Except that it turns out there’s a real “Iceman Cometh” aspect to the strike that was not anticipated and is not very cool at all. While I work at a show, all I dream about is all of the other wonderful kinds of writing that I could be doing if not for this damned job that I have. And now that I have all the hours in my day, I can’t do a fucking thing. I can’t even open a document. I picket in the morning, and then I just kind of sit there. I pass hours. I watch “Around the Horn” unironically, because it is better than having to write. And apparently it has become crucial for me to check the same 12 websites continuously, on a rotating basis, in case anything new is posted. (One of these sites is my own blog.) I’m not lying when I say that I accepted NBS’s assignment, here, because it would force me to open a document and type words.
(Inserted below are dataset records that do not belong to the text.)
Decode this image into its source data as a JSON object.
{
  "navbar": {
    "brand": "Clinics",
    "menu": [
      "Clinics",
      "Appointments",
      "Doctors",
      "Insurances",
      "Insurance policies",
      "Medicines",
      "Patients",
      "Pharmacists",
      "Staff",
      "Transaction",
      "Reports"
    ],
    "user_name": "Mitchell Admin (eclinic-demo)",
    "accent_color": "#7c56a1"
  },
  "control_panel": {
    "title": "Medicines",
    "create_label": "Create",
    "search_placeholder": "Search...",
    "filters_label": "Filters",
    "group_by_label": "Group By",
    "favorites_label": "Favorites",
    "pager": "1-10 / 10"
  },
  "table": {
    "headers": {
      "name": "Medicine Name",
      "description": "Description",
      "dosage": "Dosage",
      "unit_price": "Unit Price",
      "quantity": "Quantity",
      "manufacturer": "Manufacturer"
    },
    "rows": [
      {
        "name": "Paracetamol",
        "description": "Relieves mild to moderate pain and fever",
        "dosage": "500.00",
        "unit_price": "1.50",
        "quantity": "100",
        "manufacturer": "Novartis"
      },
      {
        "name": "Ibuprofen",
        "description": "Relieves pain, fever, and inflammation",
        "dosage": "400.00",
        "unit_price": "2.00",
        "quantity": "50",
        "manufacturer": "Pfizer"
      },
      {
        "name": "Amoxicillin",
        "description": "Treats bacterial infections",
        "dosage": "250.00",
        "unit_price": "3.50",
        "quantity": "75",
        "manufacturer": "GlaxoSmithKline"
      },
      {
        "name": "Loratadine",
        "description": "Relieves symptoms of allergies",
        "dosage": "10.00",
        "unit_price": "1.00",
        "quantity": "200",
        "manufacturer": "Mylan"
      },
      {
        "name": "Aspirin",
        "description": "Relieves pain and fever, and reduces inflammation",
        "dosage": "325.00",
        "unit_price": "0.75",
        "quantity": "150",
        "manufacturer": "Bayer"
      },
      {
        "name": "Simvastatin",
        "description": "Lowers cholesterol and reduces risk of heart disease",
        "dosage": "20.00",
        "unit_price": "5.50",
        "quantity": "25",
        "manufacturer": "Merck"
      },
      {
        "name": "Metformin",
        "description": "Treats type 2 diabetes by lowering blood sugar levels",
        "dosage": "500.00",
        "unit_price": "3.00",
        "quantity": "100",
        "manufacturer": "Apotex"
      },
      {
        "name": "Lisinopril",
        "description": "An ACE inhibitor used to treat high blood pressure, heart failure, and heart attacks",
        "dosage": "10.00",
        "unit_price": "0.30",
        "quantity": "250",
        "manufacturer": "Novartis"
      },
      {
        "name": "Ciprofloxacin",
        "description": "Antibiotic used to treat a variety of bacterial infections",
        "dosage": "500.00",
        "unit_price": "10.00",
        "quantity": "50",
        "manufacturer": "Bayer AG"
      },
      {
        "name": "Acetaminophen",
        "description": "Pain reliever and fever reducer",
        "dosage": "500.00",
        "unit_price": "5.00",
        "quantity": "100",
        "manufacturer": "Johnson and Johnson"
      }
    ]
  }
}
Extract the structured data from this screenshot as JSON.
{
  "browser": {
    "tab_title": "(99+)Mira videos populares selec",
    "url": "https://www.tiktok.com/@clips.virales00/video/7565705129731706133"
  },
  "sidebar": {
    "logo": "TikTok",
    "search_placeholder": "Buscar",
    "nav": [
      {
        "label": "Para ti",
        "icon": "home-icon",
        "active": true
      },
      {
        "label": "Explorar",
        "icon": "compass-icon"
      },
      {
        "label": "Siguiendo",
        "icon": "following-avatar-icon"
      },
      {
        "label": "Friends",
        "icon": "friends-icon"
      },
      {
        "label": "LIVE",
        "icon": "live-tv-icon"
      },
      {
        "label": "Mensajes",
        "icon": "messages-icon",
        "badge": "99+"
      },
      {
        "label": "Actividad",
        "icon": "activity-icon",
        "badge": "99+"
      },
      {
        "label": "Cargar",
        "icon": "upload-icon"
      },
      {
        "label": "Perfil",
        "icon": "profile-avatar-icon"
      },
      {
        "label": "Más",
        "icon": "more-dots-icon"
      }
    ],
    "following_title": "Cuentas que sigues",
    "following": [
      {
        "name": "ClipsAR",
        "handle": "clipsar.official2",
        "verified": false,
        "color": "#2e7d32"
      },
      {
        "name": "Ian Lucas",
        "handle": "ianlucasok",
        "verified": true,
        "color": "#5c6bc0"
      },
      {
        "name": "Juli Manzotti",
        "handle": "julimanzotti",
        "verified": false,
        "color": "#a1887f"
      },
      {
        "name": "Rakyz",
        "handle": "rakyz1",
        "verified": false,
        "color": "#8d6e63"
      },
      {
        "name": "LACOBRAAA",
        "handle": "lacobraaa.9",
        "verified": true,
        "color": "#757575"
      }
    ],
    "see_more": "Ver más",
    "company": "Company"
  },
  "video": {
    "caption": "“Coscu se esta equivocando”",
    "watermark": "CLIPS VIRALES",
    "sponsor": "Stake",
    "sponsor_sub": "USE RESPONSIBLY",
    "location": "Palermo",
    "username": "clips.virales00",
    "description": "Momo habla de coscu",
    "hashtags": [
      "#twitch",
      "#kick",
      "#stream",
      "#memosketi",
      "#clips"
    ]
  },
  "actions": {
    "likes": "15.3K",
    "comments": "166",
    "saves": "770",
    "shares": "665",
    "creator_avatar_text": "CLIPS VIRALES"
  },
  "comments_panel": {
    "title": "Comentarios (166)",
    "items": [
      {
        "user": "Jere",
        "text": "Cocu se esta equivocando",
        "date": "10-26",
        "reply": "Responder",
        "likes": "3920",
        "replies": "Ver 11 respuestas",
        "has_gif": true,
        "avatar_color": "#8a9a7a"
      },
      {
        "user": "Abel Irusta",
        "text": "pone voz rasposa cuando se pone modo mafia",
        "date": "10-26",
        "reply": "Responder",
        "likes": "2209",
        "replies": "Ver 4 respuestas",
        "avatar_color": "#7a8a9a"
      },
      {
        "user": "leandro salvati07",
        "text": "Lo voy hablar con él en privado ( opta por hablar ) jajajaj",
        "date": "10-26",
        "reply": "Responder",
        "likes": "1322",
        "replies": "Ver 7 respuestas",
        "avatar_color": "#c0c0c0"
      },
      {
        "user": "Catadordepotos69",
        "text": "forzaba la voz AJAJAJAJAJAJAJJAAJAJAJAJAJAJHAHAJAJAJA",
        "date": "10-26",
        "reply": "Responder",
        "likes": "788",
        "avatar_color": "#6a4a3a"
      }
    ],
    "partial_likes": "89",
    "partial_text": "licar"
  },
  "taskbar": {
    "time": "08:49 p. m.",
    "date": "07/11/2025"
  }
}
N.B. that I did not have this problem pre-strike. When I was writing, I could keep writing on other projects. It is the absence of regular writing that has led to me not being able to write other things. Which is interesting in some psychological way that I can’t quite parse.

I read in The Omnivore’s Dilemma that in order to counteract the horrifyingly cramped quarters in which hens are forced to live on conventional farms, organic hen farms also have to have a small outdoors area where the hens can run around and play and be hens. But the thing is, hens just hang out where the food is, and since the food is distributed in the horrifyingly cramped quarters in which the hens live, they just ignore the outdoor area, because they’re forgotten how to like relax and hen it up. I think you see where this is going. It turns out I love and miss and crave the shitty drop ceiling and the garbage smell and jokes made by other fear-sublimating writers on the staff. I want to go back to my hen house. It’s weird and cold and lonely outside.

So that’s why the strike should end. Is that what I’m supposed to be writing about? I’m 33 minutes in, so it’s too late anyway. And by the way, lest this document fall into the wrong hands and in any way be used as agitprop about how weak the WGA is and how we’re all going to crack, allow me to add that the companies are being greedy disingenuous dummies and I’d rather watch 50,000 Around the Horns than sign their crappy deal and trade the future of union labor in this country for $250.

One piece of good news = I have seen a lot of the doctors I wanted to see. I have five cavities and my vision has gotten worse since 2002. But dermatologically, we’re good.